MA VIE DE CHAT exploite un postulat pas franchement original – celui de la transformation d’un personnage orgueilleux en cet animal symbolisant le mieux son défaut d’orgueil.

Un postulat que l’on retrouve dans un nombre conséquent de films d’animation Disney, de Pinocchio à Kuzco en passant par La Belle et la Bête… On pourrait même presque dire que quasiment tous les longs métrages d’animation Disney développent une variation de ce motif pour accompagner l’initiation, ou plus généralement le passage à l’âge adulte, du protagoniste. Cendrillon ou Ariel se transforment en leur fantasme, Mulan se transforme en homme, Arthur « se » transforme pour apprendre le fonctionnement du monde, le monde lui-même se transforme dans Mary Poppins, de même que dans Volt… Ces variations introduisant une portée plus ou moins positive, merveilleuse, revendicatrice, cathartique, ou même pédagogique – toujours porteuse d’une morale sur la prise de recul vis à vis de son propre orgueil.
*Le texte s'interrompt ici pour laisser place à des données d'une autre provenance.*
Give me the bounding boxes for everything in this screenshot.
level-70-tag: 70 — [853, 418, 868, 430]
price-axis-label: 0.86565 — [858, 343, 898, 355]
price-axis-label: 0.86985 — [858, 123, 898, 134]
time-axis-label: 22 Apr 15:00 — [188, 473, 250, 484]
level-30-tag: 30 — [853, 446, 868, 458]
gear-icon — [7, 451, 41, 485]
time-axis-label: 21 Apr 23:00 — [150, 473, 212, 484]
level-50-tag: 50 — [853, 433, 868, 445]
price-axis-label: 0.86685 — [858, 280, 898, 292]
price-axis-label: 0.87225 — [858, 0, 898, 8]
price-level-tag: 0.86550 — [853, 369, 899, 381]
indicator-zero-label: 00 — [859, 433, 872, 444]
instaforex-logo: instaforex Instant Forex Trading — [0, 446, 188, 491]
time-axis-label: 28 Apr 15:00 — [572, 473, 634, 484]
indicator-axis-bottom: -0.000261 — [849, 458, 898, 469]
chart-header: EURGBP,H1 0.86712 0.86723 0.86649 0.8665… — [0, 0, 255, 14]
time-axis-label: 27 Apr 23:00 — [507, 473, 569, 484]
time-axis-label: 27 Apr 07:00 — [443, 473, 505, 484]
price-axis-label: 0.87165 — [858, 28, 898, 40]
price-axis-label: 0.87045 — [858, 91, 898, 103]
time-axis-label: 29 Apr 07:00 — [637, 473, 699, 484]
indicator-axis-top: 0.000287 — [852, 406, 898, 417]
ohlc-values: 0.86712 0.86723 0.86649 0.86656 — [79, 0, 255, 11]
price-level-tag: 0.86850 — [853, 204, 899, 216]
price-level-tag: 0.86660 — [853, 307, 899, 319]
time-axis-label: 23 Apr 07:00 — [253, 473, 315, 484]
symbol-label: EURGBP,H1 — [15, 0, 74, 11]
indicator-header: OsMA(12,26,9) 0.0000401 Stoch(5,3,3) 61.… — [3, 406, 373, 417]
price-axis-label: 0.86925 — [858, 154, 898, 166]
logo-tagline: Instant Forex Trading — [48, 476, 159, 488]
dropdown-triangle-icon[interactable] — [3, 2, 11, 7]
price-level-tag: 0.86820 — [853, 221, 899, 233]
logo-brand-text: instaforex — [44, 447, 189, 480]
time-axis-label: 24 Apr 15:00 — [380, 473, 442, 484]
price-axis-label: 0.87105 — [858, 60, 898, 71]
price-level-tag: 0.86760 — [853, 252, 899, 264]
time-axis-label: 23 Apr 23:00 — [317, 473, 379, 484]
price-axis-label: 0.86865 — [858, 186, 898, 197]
Puis pour aller plus loin encore, ce motif de la transformation d’un personnage méprisable (on pense à Tony Stark là) ou insignifiant (et ici, à Steve Rogers) peut être à l’inverse, prétexte au développement de la figure super-héroïque, autre facette du récit initiatique.

Le but étant toujours et encore, de permettre à un protagoniste d’évoluer intérieurement à travers une transformation extérieure.

Photo du film MA VIE DE CHAT

Les archétypes du récit initiatique en une image : le protagoniste (Kevin Spacey), son objectif (ici : l’amour de ses proches), le catalyseur (Christopher Walken) et l’épreuve (devenir un chat)

BREF. Ce motif est donc ce que l’on pourrait appeler… Quelque chose de très commun. De trop commun ? C’est en tous cas le premier sentiment ressortant de MA VIE DE CHAT : commun.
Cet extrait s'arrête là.